Body scanner firm sees security worries boosting business
Photo: Smiths Detection
Tighter security at airports may be an inconvenience to passengers, but for one firm near Frankfurt, Europe's third-largest hub, it is a once-in-a-lifetime business opportunity.

Smiths Detection, a Wiesbaden-based subsidiary of a British company, already holds around one-third of the global market in airport security systems and hopes that stricter controls after a number of alerts will boost this share further.

The September 11, 2001 attacks on the United States “transformed our industry,” Bernhard Semling, the firm’s director of strategy, told AFP in an interview.

Founded in 1946 by a manufacturer of television components, the firm moved into X-ray scanners in the 1970s and is now pinning its hopes on body scanners, a technology that allows police to detect items concealed under clothing.

For Semling, Thursday’s meeting of European Union interior ministers and US Homeland Security Secretary Janet Napolitano about installing such scanners at EU airports is a key moment in the development of the industry.

“For the body scanning market to take off properly, we need a legislative framework,” he said.

Washington is trying to overcome European doubts over personal privacy in a bid to increase security after a failed bid to blow up a flight from Amsterdam to Detroit, an event Semling said instantly boosted demand for his products.

He also dismissed concerns about personal privacy.

“Our system does not show the body, just a video indicating suspect areas.
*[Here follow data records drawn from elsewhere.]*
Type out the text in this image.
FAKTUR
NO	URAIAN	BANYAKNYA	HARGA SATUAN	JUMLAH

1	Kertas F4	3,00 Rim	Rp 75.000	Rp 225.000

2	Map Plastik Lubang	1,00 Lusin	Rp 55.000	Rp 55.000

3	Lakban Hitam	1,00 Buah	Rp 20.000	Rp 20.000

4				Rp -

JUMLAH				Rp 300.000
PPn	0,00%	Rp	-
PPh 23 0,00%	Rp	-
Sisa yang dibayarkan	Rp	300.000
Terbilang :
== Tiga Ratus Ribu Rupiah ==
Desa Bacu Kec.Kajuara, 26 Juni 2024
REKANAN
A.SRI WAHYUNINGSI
We can also offer to blur out certain zones, such as the face,” he continued, adding that the computer can be configured to ensure, for instance, that images of women can be accessed only by female staff.

Smiths Detection exports roughly 80 percent of its products, but Semling acknowledged the potential is limited by cultural differences – for example, there is minimal demand for body scanners in the more sensitive Middle East.

In emerging markets, too, the technology is less in demand. “Countries where manpower is cheap prefer to develop body searching by hand rather than invest in technology,” he said.

Nevertheless, in the past five years, the market for airport security has enjoyed annual growth of between eight to 12 percent.

And in response to some analysts who doubt whether airports will install the body scanners, Semling said: “It is completely imaginable to sell them in private establishments.”